Which Side Does Each Person Choose?

Did you know that brides traditionally stand on the left side of the altar to allow the groom to have his sword arm free in the event of an attack? It just became a tradition for brides to stand on the left. Although in Jewish weddings and some military or police weddings, brides do stand on the right side of the altar. Today, it’s recommended to choose the side that takes the best pictures or makes sure you can see your partner without the sun in your eyes. In other words, do what makes you feel the best.

Handling a Mixed Wedding Party

Traditionally, the bride’s party pairs up with the groom’s party to walk together down the aisle as part of the processional. When you have mixed pairs on each side, how can you match them up? Maybe the better question is- “do you have to match them up?” Your wedding party could walk together in pairs. Each person in the wedding party could walk solo down the aisle. Your wedding party could stand at the altar waiting for you and your partner. You don’t even have to have a wedding party. Any of your guests could sign the marriage license as witnesses.

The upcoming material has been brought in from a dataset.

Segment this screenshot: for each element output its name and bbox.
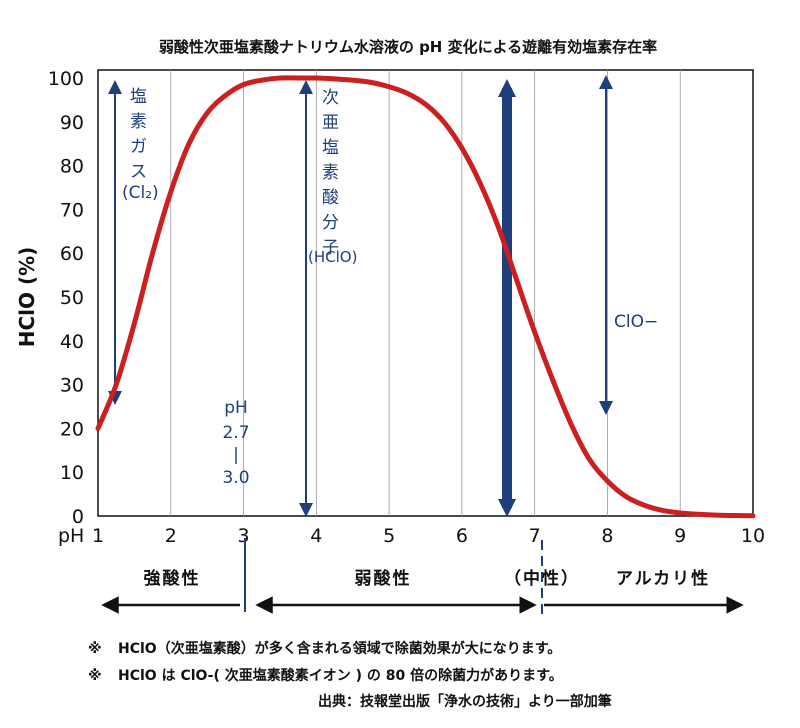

Revamp Your Wedding Ceremony and Make It Unique

Wedding traditions keep changing. Before the pandemic, large weddings were common. Now, more couples are opting for micro-weddings. It’s not just about social distancing anymore. There’s more intimacy and personalization with a smaller wedding. You may save a lot of money, too. Another emerging trend is a reverse wedding. That’s where your guests party at the reception first. The ceremony is at the end of the reception. 

Do What Makes You and Your Partner Happy

Your wedding day is all about you and your significant other. Don’t be swayed by those who might be disappointed that you’re not catering to the traditional wedding norms. Take the traditions that are meaningful to you both to have the wedding of your dreams.